Even if one is brave enough to ask a somewhat critical question, it is really easy for an experienced speaker to ignore the question, talk for 5 minutes about something unrelated until everyone has forgotten the question. Moreover, most authors do not have the time to answer questions to their papers, because they have to publish new papers. In addition, if someone finds some error in a paper this means nothing but trouble for the author and zero reward. Hence, if a student finds something unclear or stumbles upon an error, he has almost no way of reporting or discussing it.
Therefore, a huge step forward would be if comments would be allowed below arxiv preprints. This way, authors would only need to answer questions once, get more feedback about what parts are unclear and, in addition, readers could help each other.
This would also help to display how people really think about given papers, because nowadays comments on theories or models are really rare, because they have to appear as a fully polished paper.
I disagree with you that this is a discussion that should only be held privately to protect funding. What has actually been happening over the past decade or so is that as the problems with string theory and SUSY have become more apparent, the refusal to publicly admit this, and the choice to start adopting multiverse pseudo-science instead, has damaged the interest of HEP theorists immensely.

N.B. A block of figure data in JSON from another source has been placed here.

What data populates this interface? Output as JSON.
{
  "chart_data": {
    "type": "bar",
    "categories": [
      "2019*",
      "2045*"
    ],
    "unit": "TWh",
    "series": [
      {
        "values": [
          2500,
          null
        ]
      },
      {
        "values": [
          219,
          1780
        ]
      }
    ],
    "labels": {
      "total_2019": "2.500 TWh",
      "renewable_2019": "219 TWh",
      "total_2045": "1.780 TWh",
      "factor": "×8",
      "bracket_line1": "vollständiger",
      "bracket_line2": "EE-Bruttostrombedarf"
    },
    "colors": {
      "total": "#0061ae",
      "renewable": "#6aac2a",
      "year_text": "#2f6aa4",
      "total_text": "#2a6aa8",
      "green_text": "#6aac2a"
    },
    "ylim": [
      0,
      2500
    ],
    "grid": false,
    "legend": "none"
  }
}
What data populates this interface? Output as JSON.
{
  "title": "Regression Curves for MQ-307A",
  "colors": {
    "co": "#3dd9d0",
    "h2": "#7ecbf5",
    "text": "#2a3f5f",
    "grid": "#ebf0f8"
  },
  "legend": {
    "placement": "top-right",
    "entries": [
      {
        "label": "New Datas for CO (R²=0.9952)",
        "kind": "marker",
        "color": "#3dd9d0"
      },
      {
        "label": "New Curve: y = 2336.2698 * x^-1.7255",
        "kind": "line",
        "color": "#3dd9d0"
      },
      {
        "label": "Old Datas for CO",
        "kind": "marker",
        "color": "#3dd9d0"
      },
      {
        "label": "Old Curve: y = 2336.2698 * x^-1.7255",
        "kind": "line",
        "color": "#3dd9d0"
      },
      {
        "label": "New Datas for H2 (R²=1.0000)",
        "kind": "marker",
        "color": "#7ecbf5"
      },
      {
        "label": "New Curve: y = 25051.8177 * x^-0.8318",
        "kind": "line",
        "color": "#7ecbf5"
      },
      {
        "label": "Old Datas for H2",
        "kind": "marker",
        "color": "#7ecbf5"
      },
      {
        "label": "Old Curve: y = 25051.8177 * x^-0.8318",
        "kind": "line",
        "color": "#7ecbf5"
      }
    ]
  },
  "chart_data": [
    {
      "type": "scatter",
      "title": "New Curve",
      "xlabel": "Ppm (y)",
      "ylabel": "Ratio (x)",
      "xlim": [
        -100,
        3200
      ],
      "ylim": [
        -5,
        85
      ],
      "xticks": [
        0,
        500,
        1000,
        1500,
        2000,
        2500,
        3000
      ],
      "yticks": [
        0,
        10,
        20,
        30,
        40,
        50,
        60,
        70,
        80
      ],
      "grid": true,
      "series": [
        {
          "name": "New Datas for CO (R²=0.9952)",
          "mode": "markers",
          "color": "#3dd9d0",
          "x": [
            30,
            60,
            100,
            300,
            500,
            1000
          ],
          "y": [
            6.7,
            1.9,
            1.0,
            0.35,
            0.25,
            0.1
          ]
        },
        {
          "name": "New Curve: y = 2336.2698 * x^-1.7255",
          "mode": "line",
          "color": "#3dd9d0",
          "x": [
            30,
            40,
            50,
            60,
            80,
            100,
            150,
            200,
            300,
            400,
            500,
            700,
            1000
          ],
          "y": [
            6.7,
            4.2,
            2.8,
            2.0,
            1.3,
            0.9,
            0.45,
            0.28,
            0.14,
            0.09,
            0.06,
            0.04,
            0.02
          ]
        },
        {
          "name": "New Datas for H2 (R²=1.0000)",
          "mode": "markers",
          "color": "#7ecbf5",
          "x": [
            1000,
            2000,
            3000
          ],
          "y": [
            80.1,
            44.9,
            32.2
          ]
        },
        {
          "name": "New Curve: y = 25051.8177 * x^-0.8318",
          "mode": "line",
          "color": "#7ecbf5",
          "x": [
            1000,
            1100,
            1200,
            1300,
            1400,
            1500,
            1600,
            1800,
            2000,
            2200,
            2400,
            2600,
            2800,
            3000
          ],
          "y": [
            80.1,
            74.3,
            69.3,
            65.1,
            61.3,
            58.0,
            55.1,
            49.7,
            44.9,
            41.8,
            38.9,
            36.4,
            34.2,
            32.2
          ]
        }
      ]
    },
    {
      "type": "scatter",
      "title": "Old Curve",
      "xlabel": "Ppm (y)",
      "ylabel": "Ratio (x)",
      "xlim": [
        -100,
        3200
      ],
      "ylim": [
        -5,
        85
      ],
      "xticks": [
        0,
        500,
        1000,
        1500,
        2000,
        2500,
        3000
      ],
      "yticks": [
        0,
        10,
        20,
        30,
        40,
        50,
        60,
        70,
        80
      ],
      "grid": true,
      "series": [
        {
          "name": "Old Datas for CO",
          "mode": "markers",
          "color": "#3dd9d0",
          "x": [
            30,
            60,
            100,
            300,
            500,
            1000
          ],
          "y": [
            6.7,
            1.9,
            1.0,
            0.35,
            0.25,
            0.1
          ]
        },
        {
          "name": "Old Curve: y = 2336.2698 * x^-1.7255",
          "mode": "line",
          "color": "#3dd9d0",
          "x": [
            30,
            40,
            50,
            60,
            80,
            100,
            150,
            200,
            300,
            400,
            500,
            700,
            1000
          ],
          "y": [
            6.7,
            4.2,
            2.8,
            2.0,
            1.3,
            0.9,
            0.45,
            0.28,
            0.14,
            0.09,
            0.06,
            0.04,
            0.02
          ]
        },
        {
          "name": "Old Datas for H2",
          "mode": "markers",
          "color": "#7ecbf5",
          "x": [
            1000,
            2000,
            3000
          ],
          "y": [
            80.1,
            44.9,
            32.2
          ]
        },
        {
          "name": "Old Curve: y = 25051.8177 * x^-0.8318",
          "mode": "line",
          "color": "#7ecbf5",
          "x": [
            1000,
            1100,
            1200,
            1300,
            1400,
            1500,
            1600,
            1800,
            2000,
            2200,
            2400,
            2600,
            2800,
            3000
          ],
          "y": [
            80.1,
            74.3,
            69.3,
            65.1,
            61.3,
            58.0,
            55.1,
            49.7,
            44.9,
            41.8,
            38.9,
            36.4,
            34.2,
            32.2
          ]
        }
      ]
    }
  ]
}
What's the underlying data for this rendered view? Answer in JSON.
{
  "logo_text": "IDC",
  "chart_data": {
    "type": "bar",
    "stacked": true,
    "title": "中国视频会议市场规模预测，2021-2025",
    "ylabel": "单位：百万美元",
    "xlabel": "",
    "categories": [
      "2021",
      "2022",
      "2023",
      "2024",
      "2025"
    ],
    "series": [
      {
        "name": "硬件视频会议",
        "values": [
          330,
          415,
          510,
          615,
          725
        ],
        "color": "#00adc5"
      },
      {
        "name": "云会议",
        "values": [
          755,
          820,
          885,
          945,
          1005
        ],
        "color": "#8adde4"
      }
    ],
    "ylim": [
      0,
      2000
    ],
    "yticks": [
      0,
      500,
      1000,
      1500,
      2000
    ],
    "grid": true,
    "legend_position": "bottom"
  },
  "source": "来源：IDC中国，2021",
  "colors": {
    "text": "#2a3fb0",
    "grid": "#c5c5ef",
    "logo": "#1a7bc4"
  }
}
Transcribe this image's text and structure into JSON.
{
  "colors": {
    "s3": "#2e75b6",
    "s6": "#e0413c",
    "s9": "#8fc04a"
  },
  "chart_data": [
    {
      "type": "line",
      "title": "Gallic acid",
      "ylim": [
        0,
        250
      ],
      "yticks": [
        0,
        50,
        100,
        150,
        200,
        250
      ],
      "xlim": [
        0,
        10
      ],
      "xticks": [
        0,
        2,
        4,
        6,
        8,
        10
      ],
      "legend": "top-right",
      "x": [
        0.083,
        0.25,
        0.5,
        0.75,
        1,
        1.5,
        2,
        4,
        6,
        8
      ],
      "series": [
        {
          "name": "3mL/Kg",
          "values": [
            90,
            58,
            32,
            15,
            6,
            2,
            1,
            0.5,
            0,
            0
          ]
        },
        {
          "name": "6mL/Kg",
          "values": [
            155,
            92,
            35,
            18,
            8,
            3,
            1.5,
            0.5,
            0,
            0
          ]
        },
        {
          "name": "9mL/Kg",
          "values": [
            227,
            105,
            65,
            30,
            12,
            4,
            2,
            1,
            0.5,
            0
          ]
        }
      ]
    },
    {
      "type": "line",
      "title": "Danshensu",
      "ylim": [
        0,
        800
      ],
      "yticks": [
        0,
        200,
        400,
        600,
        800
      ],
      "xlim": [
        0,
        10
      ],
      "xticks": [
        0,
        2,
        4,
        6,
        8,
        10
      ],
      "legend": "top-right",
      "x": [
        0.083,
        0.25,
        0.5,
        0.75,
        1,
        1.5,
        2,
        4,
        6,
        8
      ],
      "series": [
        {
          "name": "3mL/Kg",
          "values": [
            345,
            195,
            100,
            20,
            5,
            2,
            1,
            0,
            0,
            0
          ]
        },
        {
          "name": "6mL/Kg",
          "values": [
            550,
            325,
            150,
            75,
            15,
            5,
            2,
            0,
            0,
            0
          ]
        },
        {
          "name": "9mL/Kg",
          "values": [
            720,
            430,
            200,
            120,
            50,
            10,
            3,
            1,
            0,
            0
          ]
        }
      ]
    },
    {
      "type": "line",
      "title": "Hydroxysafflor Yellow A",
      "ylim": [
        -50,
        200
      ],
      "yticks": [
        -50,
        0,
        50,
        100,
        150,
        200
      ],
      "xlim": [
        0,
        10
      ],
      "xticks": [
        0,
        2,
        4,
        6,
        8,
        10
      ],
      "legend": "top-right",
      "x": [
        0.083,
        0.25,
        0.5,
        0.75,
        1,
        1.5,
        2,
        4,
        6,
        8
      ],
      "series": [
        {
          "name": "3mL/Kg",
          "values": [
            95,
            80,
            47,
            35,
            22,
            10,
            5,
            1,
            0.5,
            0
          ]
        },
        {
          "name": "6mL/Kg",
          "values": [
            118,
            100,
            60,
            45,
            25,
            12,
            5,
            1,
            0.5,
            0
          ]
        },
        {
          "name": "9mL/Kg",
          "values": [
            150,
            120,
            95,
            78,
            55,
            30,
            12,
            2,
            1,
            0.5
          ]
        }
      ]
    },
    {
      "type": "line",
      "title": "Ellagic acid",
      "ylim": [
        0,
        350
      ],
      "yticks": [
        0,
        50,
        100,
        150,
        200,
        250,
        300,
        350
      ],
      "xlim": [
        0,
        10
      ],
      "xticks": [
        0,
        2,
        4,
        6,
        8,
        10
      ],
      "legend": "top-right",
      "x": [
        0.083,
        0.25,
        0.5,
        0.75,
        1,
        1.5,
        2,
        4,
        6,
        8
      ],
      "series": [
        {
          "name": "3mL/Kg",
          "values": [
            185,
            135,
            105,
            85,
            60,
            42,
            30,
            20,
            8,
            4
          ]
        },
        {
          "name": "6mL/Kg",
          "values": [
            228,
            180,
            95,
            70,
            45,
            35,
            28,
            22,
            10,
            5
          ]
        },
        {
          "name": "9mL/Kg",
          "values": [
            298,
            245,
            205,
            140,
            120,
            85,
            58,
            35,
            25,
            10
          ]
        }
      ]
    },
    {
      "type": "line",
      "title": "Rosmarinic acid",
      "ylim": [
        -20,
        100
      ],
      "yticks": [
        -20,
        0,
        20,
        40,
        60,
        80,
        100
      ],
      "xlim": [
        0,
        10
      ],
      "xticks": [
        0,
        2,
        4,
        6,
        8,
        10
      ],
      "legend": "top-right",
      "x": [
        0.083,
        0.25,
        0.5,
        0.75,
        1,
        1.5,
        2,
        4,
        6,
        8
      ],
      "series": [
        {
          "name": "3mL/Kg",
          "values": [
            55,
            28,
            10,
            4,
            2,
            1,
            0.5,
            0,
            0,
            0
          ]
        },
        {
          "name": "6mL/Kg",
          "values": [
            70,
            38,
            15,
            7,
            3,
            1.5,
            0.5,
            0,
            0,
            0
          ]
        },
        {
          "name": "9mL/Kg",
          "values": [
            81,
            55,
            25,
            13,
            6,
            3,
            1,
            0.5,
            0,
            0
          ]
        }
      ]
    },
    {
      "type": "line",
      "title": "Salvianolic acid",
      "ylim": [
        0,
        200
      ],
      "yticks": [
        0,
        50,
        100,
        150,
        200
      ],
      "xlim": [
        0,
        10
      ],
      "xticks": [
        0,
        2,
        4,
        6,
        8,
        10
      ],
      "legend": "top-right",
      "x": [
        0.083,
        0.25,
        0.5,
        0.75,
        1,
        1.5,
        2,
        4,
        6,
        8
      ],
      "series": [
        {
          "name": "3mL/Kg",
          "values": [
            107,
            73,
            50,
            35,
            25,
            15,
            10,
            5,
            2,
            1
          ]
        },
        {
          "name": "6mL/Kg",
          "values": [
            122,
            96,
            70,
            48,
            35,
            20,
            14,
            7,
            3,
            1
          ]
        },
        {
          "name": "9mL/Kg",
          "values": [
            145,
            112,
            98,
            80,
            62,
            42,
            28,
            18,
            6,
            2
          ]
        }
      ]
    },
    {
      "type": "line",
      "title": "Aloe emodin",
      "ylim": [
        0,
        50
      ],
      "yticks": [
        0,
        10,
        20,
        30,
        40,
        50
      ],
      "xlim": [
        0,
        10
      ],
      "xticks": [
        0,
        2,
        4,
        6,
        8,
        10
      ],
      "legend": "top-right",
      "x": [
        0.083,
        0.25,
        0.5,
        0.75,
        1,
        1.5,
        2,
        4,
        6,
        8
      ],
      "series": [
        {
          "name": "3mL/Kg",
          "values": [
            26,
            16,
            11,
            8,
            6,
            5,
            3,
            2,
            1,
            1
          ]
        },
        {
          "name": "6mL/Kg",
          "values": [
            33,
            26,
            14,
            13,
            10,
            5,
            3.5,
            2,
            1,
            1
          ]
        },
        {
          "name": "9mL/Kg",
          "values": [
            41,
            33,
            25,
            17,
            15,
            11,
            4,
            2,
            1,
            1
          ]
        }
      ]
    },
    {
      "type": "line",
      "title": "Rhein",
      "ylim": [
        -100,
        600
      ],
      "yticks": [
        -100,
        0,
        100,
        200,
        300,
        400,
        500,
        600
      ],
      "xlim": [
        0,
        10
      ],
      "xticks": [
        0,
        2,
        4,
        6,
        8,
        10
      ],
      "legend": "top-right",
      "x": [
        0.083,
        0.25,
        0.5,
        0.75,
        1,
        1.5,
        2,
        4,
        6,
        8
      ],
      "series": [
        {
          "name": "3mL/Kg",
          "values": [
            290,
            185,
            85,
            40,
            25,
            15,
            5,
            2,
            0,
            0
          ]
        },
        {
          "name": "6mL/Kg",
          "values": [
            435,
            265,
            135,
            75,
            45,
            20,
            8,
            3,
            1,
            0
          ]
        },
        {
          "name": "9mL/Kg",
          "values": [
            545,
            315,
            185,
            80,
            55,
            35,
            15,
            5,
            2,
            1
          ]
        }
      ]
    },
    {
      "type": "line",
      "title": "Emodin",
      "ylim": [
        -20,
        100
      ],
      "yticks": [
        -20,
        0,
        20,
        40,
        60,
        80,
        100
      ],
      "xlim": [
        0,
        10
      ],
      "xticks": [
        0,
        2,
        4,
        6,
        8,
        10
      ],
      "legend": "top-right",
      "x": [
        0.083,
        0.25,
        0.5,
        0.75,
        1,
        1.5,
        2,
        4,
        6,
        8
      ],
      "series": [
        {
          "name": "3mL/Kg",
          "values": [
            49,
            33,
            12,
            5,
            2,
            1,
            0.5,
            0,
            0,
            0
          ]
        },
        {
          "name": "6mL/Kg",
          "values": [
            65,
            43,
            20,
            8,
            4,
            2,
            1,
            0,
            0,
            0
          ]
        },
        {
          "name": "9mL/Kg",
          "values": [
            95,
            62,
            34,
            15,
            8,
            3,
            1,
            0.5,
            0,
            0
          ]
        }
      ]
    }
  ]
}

Look at it this way, if you’re a non-HEP physicist trying to decide whether to hire in HEP theory, having HEP theorists saying that past ideas haven’t worked out, but they’re moving on and trying to find new ones is not a strong case to hire them, but it’s something. If instead you’re being asked to hire people who refuse to admit that what they’ve been working on doesn’t work, you’ve got a very strong case not to hire them. I think Turok has it right: make lemonade.